In a report by the Adam Smith Institute (ASI) entitled ““Lackademia: Why do academics lean Left?” new findings have found an overrepresentation in academia of individuals with left-wing and liberal views.
The report, written by Noah Carl, details the significant left-liberal skew in British academia with there being a great difference in the political leaning of the academics and the British public. It claims 8 out of 10 UK academics are left-wing or liberal.
The report refers to a Times Higher Education (THE) online poll in which academics were asked whom they intended to vote for in the general election: among academics, support for Labour was 46 per cent and support for the Conservatives was 11 per cent.
At least 50 per cent of the general public voted for right- wing or conservative parties in 2015, which is starkly different to the academics.
In June of 2016, the THE ran another online poll, which asked academics how they planned to vote in the upcoming EU referendum: 89 per cent of respondents said they planned to vote Remain, while only 10 per cent said they planned to vote Leave.
In the referendum itself, 52 per cent of voters opted for the more conservative 5 position, this highlighting the stark underrepresentation of academics with conservative views.
The report highlight the repercussions of this ideological homogeny in academia.

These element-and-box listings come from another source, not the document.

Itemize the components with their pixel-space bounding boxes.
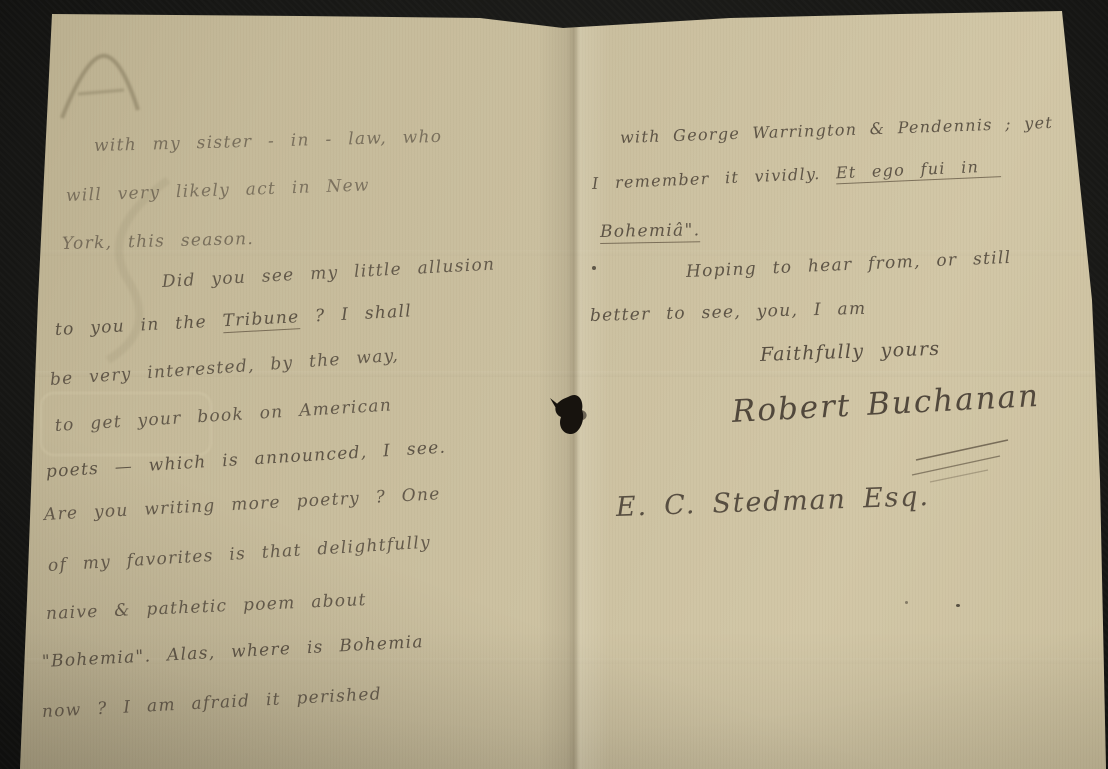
addressee-text: E. C. Stedman Esq. <box>615 481 930 523</box>
handwritten-text: be very interested, by the way, <box>49 346 399 390</box>
handwritten-text: Did you see my little allusion <box>161 255 495 292</box>
ink-speck <box>956 604 960 607</box>
handwritten-line: to get your book on American <box>54 395 392 436</box>
underlined-word-tribune: Tribune <box>222 307 300 333</box>
handwritten-text: poets — which is announced, I see. <box>45 438 446 482</box>
underlined-word-bohemia: Bohemiâ". <box>600 220 701 244</box>
handwritten-line: better to see, you, I am <box>590 299 867 326</box>
letter-paper: with my sister - in - law, who will very… <box>0 0 1108 769</box>
center-fold-crease <box>538 0 610 769</box>
handwritten-text: to you in the <box>54 311 223 340</box>
handwritten-line: Hoping to hear from, or still <box>686 248 1012 282</box>
handwritten-line: will very likely act in New <box>66 175 371 206</box>
handwritten-line: be very interested, by the way, <box>49 346 399 390</box>
handwritten-text: Faithfully yours <box>760 338 941 366</box>
addressee-line: E. C. Stedman Esq. <box>615 481 930 523</box>
handwritten-line: of my favorites is that delightfully <box>47 533 431 576</box>
handwritten-text: will very likely act in New <box>66 175 371 206</box>
handwritten-line: with George Warrington & Pendennis ; yet <box>620 113 1054 147</box>
handwritten-line: "Bohemia". Alas, where is Bohemia <box>41 632 424 672</box>
handwritten-text: to get your book on American <box>54 395 392 436</box>
handwritten-text: ? I shall <box>299 301 413 327</box>
handwritten-text: "Bohemia". Alas, where is Bohemia <box>41 632 424 672</box>
handwritten-text: with George Warrington & Pendennis ; yet <box>620 113 1054 147</box>
underlined-phrase-et-ego-fui-in: Et ego fui in <box>835 156 1001 184</box>
handwritten-line: York, this season. <box>62 229 255 254</box>
paper-hole <box>548 390 592 442</box>
handwritten-line: Did you see my little allusion <box>161 255 495 292</box>
handwritten-text: I remember it vividly. <box>592 163 837 193</box>
handwritten-text: now ? I am afraid it perished <box>41 684 382 722</box>
handwritten-line: now ? I am afraid it perished <box>41 684 382 722</box>
handwritten-text: with my sister - in - law, who <box>94 127 443 156</box>
valediction-line: Faithfully yours <box>760 338 941 366</box>
handwritten-line: with my sister - in - law, who <box>94 127 443 156</box>
handwritten-line: poets — which is announced, I see. <box>45 438 446 482</box>
handwritten-line: Bohemiâ". <box>600 220 701 242</box>
handwritten-line: to you in the Tribune ? I shall <box>54 301 412 340</box>
handwritten-text: better to see, you, I am <box>590 299 867 326</box>
handwritten-text: of my favorites is that delightfully <box>47 533 431 576</box>
handwritten-text: York, this season. <box>62 229 255 254</box>
ink-speck <box>905 601 908 604</box>
signature: Robert Buchanan <box>731 378 1041 430</box>
handwritten-text: Hoping to hear from, or still <box>686 248 1012 282</box>
handwritten-text: naive & pathetic poem about <box>46 590 368 624</box>
handwritten-text: Are you writing more poetry ? One <box>43 484 441 525</box>
bleed-through-mark <box>56 48 151 126</box>
handwritten-line: naive & pathetic poem about <box>46 590 368 624</box>
handwritten-line: Are you writing more poetry ? One <box>43 484 441 525</box>
ink-speck <box>592 266 596 270</box>
handwritten-line: I remember it vividly. Et ego fui in <box>592 156 1002 193</box>
signature-text: Robert Buchanan <box>731 378 1041 430</box>
letter-photograph: with my sister - in - law, who will very… <box>0 0 1108 769</box>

The most obvious being the constraints on freedom of speech, which could stem from ideas customarily going unchallenged and systematic biases in scholarship.
Noah Carl states that this issue affects: “the social sciences, the humanities and the arts in particular, where right wing lecturers are scarce.”
This left-liberal skew clearly seen in seminars and places of discussion at universities. One such example of this is a lecturer at Sussex University who organised a workshop aimed at staff on how to “deal with right-wing attitudes in the classroom”.
Noah Carl states that this is a overrepresentation of left-liberal views in British academia is a trend that has increased since the 1960s. He also placed this issue of a lack of political diversity in the same light as the lack of diversity in gender, race and sexuality.
The report refers to a number of reasons as to why this imbalance has occurred, one of which is “openness to experience” as individuals who are more open to experience have a tendency to pursuit intellectually stimulating careers such as academia.
However, the report has been criticised heavily. In an article written by John Morgan in Times Higher Education, Morgan states that: “Carl’s wafer-thin report looks like an attempt to import a US-style campus culture war into the UK. I would expect plenty more such attempts in the coming months and years.”